Писать письма отец очень любил. Из командировок, в которые родители уезжали вдвоем, они писали вместе: один начинал, другой заканчивал. А так как во времена моего детства жили мы большой семьей в коммуналке, то часто даже конкретного адресата у писем не было – зачитывались они на общем сборе. Часть той квартиры занимали мы, в разные времена от одной до трех комнат, а в остальных комнатах жили наши ближайшие родственники: бабушка и мамина двоюродная сестра с мужем, детьми и внуками. На общей входной двери было написано: «Колхоз „Гигант“. Три звонка». Это определение нашей семье дал друг отца Семен Мишин, и папе оно так понравилось, что он сделал соответствующую табличку. Поэтому и письма родители писали для всего «колхоза». Как правило, папа с мамой делились своими впечатлениями от увиденного за границей – такие своего рода путевые заметки.
Телефоны, даже стационарные, тогда были далеко не везде и не у всех, поэтому папа писал и своим родителям, и своим друзьям. Его писем сохранилось много.
Одной из первых поездок родителей за границу стала поездка в Японию в начале 1960-х годов. Там они купили кинокамеру – по тем временам для СССР невероятная экзотика. По возвращении проявляли пленку, заряжали проектор, вывешивали экран и представляли нам видеоотчет, комментируя кадры. Все эти пленки я сохранил и перенес на цифровые носители.
Родители иной раз пропадали на полгода. Например, их первая поездка в Америку длилась семь с половиной месяцев – они проехали не только Штаты, но и Канаду. Это было очень тяжело. Вернулись вовсе не пораженными увиденным, а озверевшими от вояжа и бесконечной работы. Папу вообще нельзя назвать впечатлительным человеком. Мама была другой, и ее, конечно, поразил Париж. У меня любовь к Франции от нее – и сегодня я живу на две страны.
Первый раз мы втроем поехали во Францию, когда мне было четырнадцать лет.
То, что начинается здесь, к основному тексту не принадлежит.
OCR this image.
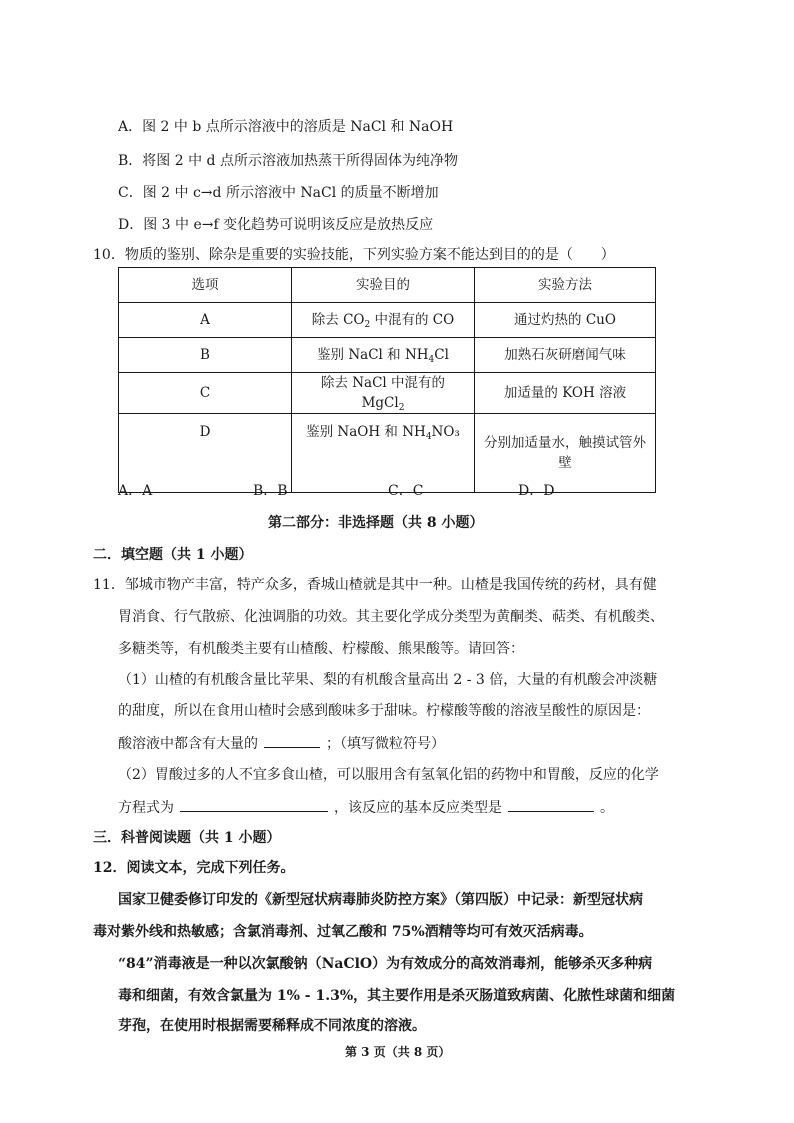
A．图 2 中 b 点所示溶液中的溶质是 NaCl 和 NaOH
B．将图 2 中 d 点所示溶液加热蒸干所得固体为纯净物
C．图 2 中 c→d 所示溶液中 NaCl 的质量不断增加
D．图 3 中 e→f 变化趋势可说明该反应是放热反应
10．物质的鉴别、除杂是重要的实验技能，下列实验方案不能达到目的的是（　　）
选项	实验目的	实验方法
A	除去 $CO_2$ 中混有的 CO	通过灼热的 CuO
B	鉴别 NaCl 和 $NH_4Cl$	加熟石灰研磨闻气味
C	除去 NaCl 中混有的 MgCl$_2$	加适量的 KOH 溶液
D	鉴别 NaOH 和 $NH_4NO_3$	分别加适量水，触摸试管外壁
A．A	B．B	C．C	D．D
第二部分：非选择题（共 8 小题）
二．填空题（共 1 小题）
11．邹城市物产丰富，特产众多，香城山楂就是其中一种。山楂是我国传统的药材，具有健
胃消食、行气散瘀、化浊调脂的功效。其主要化学成分类型为黄酮类、萜类、有机酸类、
多糖类等，有机酸类主要有山楂酸、柠檬酸、熊果酸等。请回答：
（1）山楂的有机酸含量比苹果、梨的有机酸含量高出 2 - 3 倍，大量的有机酸会冲淡糖
的甜度，所以在食用山楂时会感到酸味多于甜味。柠檬酸等酸的溶液呈酸性的原因是：
酸溶液中都含有大量的	；（填写微粒符号）
（2）胃酸过多的人不宜多食山楂，可以服用含有氢氧化铝的药物中和胃酸，反应的化学
方程式为	，该反应的基本反应类型是	。
三．科普阅读题（共 1 小题）
12．阅读文本，完成下列任务。
国家卫健委修订印发的《新型冠状病毒肺炎防控方案》（第四版）中记录：新型冠状病
毒对紫外线和热敏感；含氯消毒剂、过氧乙酸和 75%酒精等均可有效灭活病毒。
“84”消毒液是一种以次氯酸钠（NaClO）为有效成分的高效消毒剂，能够杀灭多种病
毒和细菌，有效含氯量为 1% - 1.3%，其主要作用是杀灭肠道致病菌、化脓性球菌和细菌
芽孢，在使用时根据需要稀释成不同浓度的溶液。
第 3 页（共 8 页）
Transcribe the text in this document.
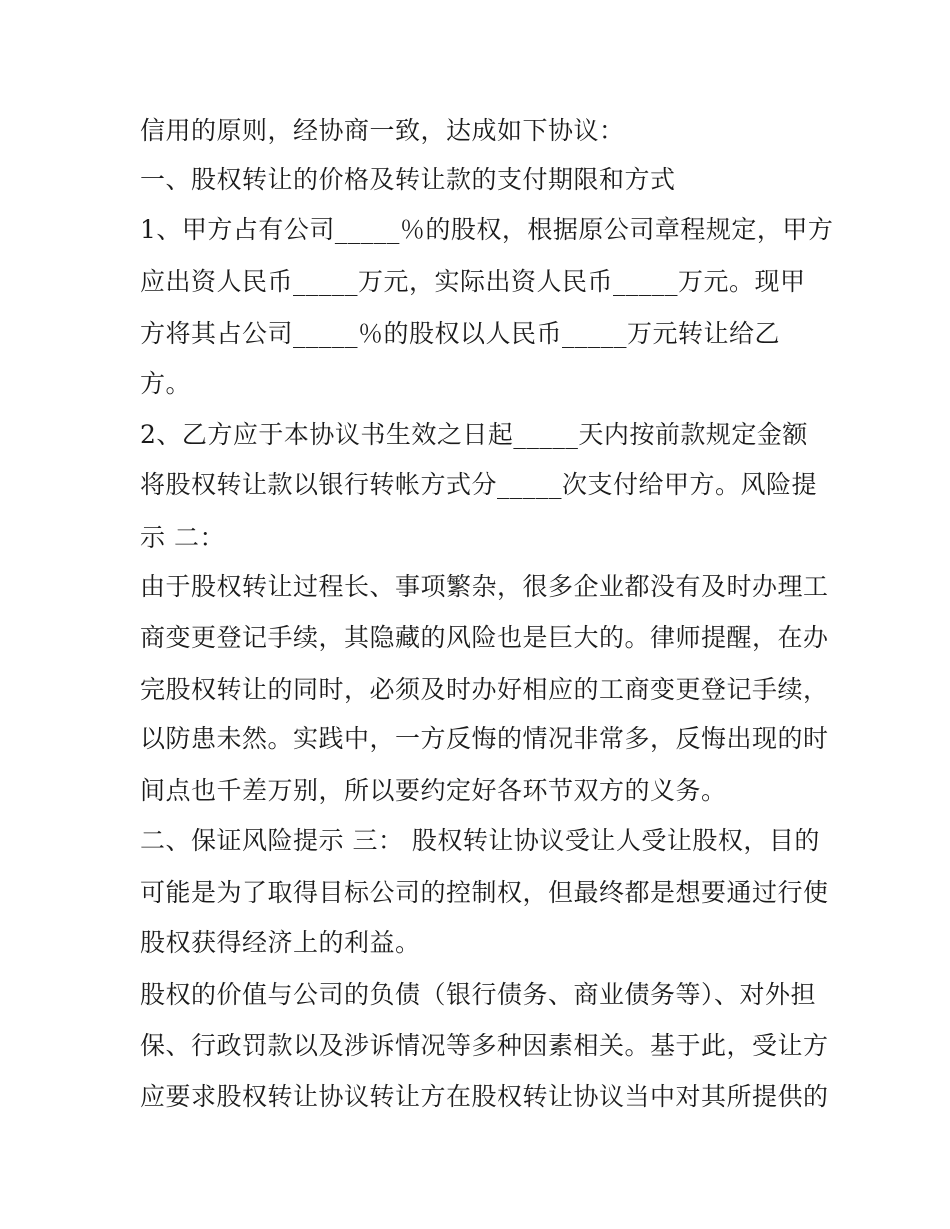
信用的原则，经协商一致，达成如下协议：
一、股权转让的价格及转让款的支付期限和方式
1、甲方占有公司_____％的股权，根据原公司章程规定，甲方
应出资人民币_____万元，实际出资人民币_____万元。现甲
方将其占公司_____％的股权以人民币_____万元转让给乙
方。
2、乙方应于本协议书生效之日起_____天内按前款规定金额
将股权转让款以银行转帐方式分_____次支付给甲方。风险提
示 二：
由于股权转让过程长、事项繁杂，很多企业都没有及时办理工
商变更登记手续，其隐藏的风险也是巨大的。律师提醒，在办
完股权转让的同时，必须及时办好相应的工商变更登记手续，
以防患未然。实践中，一方反悔的情况非常多，反悔出现的时
间点也千差万别，所以要约定好各环节双方的义务。
二、保证风险提示 三： 股权转让协议受让人受让股权，目的
可能是为了取得目标公司的控制权，但最终都是想要通过行使
股权获得经济上的利益。
股权的价值与公司的负债（银行债务、商业债务等）、对外担
保、行政罚款以及涉诉情况等多种因素相关。基于此，受让方
应要求股权转让协议转让方在股权转让协议当中对其所提供的
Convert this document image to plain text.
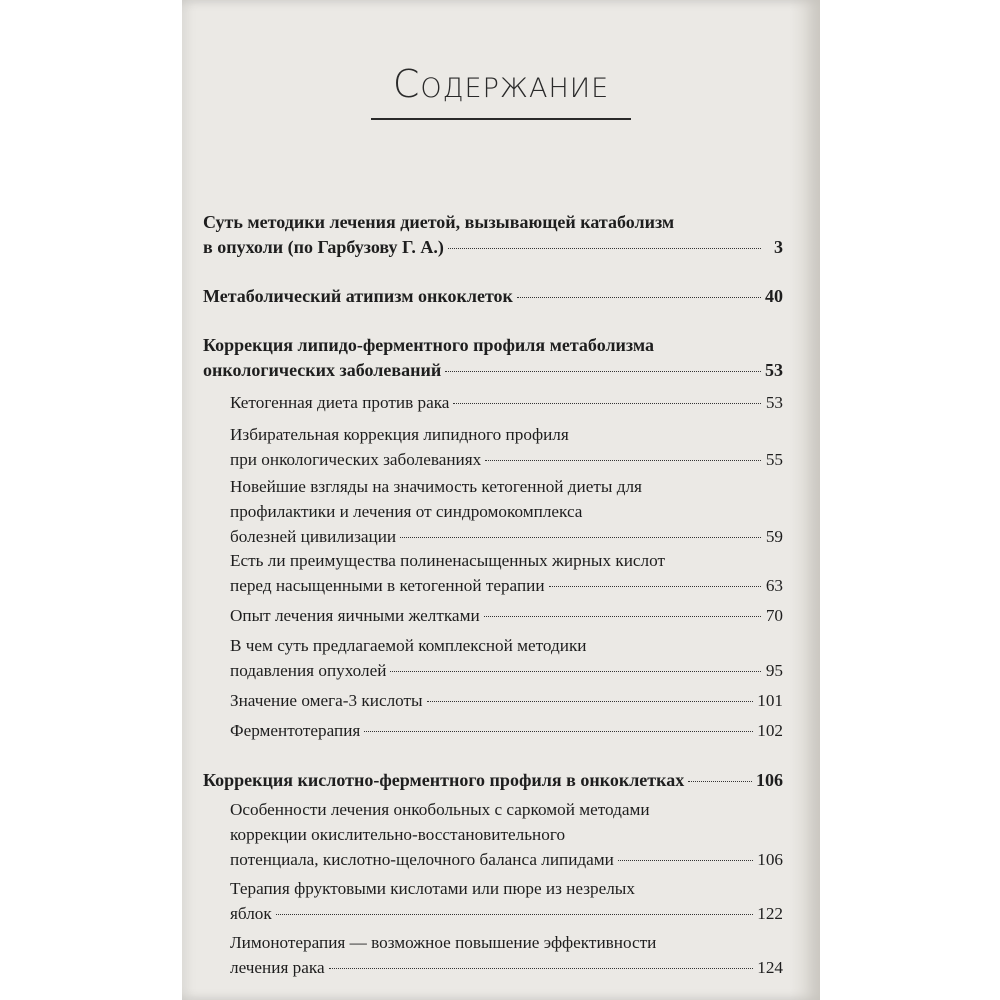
Содержание
Суть методики лечения диетой, вызывающей катаболизм
в опухоли (по Гарбузову Г. А.)	3
Метаболический атипизм онкоклеток	40
Коррекция липидо-ферментного профиля метаболизма
онкологических заболеваний	53
Кетогенная диета против рака	53
Избирательная коррекция липидного профиля
при онкологических заболеваниях	55
Новейшие взгляды на значимость кетогенной диеты для
профилактики и лечения от синдромокомплекса
болезней цивилизации	59
Есть ли преимущества полиненасыщенных жирных кислот
перед насыщенными в кетогенной терапии	63
Опыт лечения яичными желтками	70
В чем суть предлагаемой комплексной методики
подавления опухолей	95
Значение омега-3 кислоты	101
Ферментотерапия	102
Коррекция кислотно-ферментного профиля в онкоклетках	106
Особенности лечения онкобольных с саркомой методами
коррекции окислительно-восстановительного
потенциала, кислотно-щелочного баланса липидами	106
Терапия фруктовыми кислотами или пюре из незрелых
яблок	122
Лимонотерапия — возможное повышение эффективности
лечения рака	124
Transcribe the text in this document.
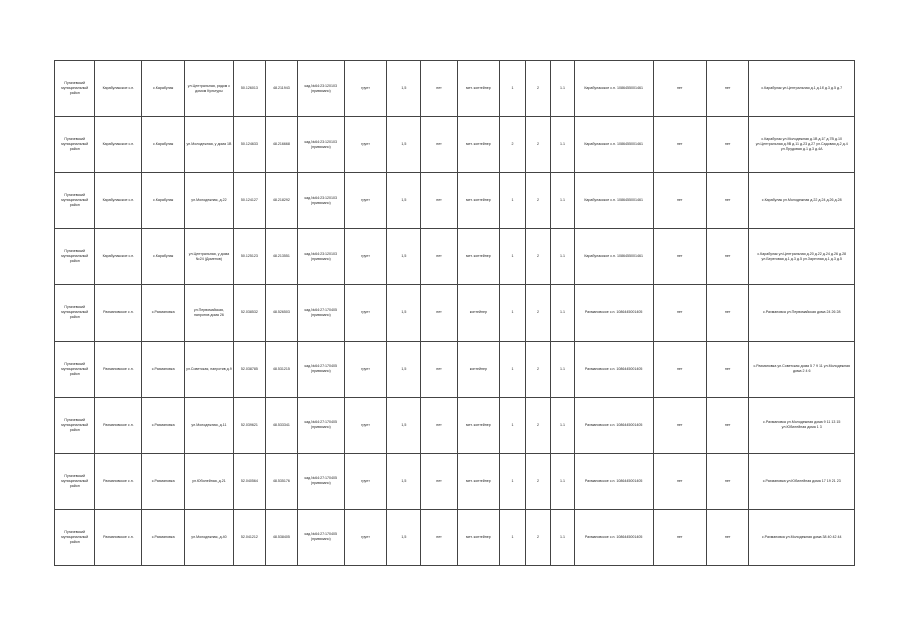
Пугачевский муниципальный район	Карабулакское с.п.	с.Карабулак	ул.Центральная, рядом с домом Культуры	50.126013	48.211943	кад.№64:23:120103 (привязано)	грунт	1,5	нет	мет. контейнер	1	2	1.1	Карабулакское с.п. 1086455001461	нет	нет	с.Карабулак ул.Центральная д.1 д.1б д.3 д.5 д.7
Пугачевский муниципальный район	Карабулакское с.п.	с.Карабулак	ул.Молодежная, у дома 1В	50.124633	48.216668	кад.№64:23:120103 (привязано)	грунт	1,5	нет	мет. контейнер	2	2	1.1	Карабулакское с.п. 1086455001461	нет	нет	с.Карабулак ул.Молодежная д.1В д.1Г д.7В д.10 ул.Центральная д.9В д.11 д.23 д.27 ул.Садовая д.2 д.4 ул.Прудовая д.1 д.3 д.4А
Пугачевский муниципальный район	Карабулакское с.п.	с.Карабулак	ул.Молодежная, д.22	50.124127	48.218292	кад.№64:23:120103 (привязано)	грунт	1,5	нет	мет. контейнер	1	2	1.1	Карабулакское с.п. 1086455001461	нет	нет	с.Карабулак ул.Молодежная д.22 д.24 д.26 д.28
Пугачевский муниципальный район	Карабулакское с.п.	с.Карабулак	ул.Центральная, у дома №24 (Доменов)	50.125123	48.213551	кад.№64:23:120103 (привязано)	грунт	1,5	нет	мет. контейнер	1	2	1.1	Карабулакское с.п. 1086455001461	нет	нет	с.Карабулак ул.Центральная д.20 д.22 д.24 д.26 д.28 ул.Береговая д.1 д.3 д.5 ул.Заречная д.1 д.3 д.5
Пугачевский муниципальный район	Рахмановское с.п.	с.Рахмановка	ул.Первомайская, напротив дома 26	52.038532	48.526503	кад.№64:27:170405 (привязано)	грунт	1,5	нет	контейнер	1	2	1.1	Рахмановское с.п. 1086445001405	нет	нет	с.Рахмановка ул.Первомайская дома 24 26 28
Пугачевский муниципальный район	Рахмановское с.п.	с.Рахмановка	ул.Советская, напротив д.9	52.038785	48.531215	кад.№64:27:170405 (привязано)	грунт	1,5	нет	контейнер	1	2	1.1	Рахмановское с.п. 1086445001405	нет	нет	с.Рахмановка ул.Советская дома 5 7 9 11 ул.Молодежная дома 2 4 6
Пугачевский муниципальный район	Рахмановское с.п.	с.Рахмановка	ул.Молодежная, д.11	52.039621	48.533341	кад.№64:27:170405 (привязано)	грунт	1,5	нет	мет. контейнер	1	2	1.1	Рахмановское с.п. 1086445001405	нет	нет	с.Рахмановка ул.Молодежная дома 9 11 13 15 ул.Юбилейная дома 1 3
Пугачевский муниципальный район	Рахмановское с.п.	с.Рахмановка	ул.Юбилейная, д.21	52.040564	48.535176	кад.№64:27:170405 (привязано)	грунт	1,5	нет	мет. контейнер	1	2	1.1	Рахмановское с.п. 1086445001405	нет	нет	с.Рахмановка ул.Юбилейная дома 17 19 21 23
Пугачевский муниципальный район	Рахмановское с.п.	с.Рахмановка	ул.Молодежная, д.40	52.041212	48.538405	кад.№64:27:170405 (привязано)	грунт	1,5	нет	мет. контейнер	1	2	1.1	Рахмановское с.п. 1086445001405	нет	нет	с.Рахмановка ул.Молодежная дома 38 40 42 44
Нас пригласил отцовский приятель Пьер, мы гостили у него три недели. После этой поездки моя жизнь на долгие годы разделилась на две части: до Парижа и после. Гуляли мы с мамой в основном вдвоем, папа этого дела не любил. Он сидел дома – общался с Пьером и его женой Ниной. Пьер Робер Леви – очень интересный человек. Он искусствовед, историк цирка: и царского, и советского, и российского. Довольно продолжительное время Пьер работал помощником Тристана Реми – известного человека в филологических и литературных кругах Франции. Реми тоже изучал историю цирка – его перу принадлежит книга «Клоуны».
Пьер во время войны был участником французского Сопротивления. За свою деятельность он оказался в фашистском концлагере, там и познакомился с Ниной. Русскую девушку немцы угнали из СССР на работы. Она с этих «работ» бежала, была поймана, и ее бросили в тот же лагерь, что и Пьера. Вот в таком страшном месте зародилась их любовь. Когда союзники их освободили, Нина осталась с Пьером во Франции, возвращаться ей было некуда – село, из которого она была родом, сожгли фашисты.
Пьер с отцом общались через Нину – она переводила, а я разговаривал с Пьером по-английски. Пьер окончил Оксфорд, а со мной в Москве занимался репетитор. В качестве практики Пьер и Нина от меня требовали, чтобы я переводил им русские анекдоты, причем самые непереводимые, и сердились, что я неправильно перевожу, потому что им не смешно. Я парировал, говоря, что надо выбирать другие анекдоты, которые можно перевести.
Сегодня гастроли у цирка бывают крайне редко, а в СССР было три основных выездных «кита»: Большой театр, спорт и цирк. Но если спортсмены своими рекордами были призваны доказать преимущества социалистической системы перед капиталистической, то цирк и Большой театр для страны были важным источником валюты. Например, цирк своими отчислениями содержал весь Госконцерт. При этом артисты получали копейки. Контракты заключались с концертной организацией, а артистам оформляли командировку и платили лишь мизерные суточные – гонораров не было. То же и с Большим: даже если западные антрепренеры приглашали конкретных артистов по индивидуальному контракту, артисты все равно денег не видели. Разве что могли подержать в руках, после чего должны были сдать гонорар в посольство или Госконцерт. Даже ценные подарки от влиятельных поклонников требовалось сдавать.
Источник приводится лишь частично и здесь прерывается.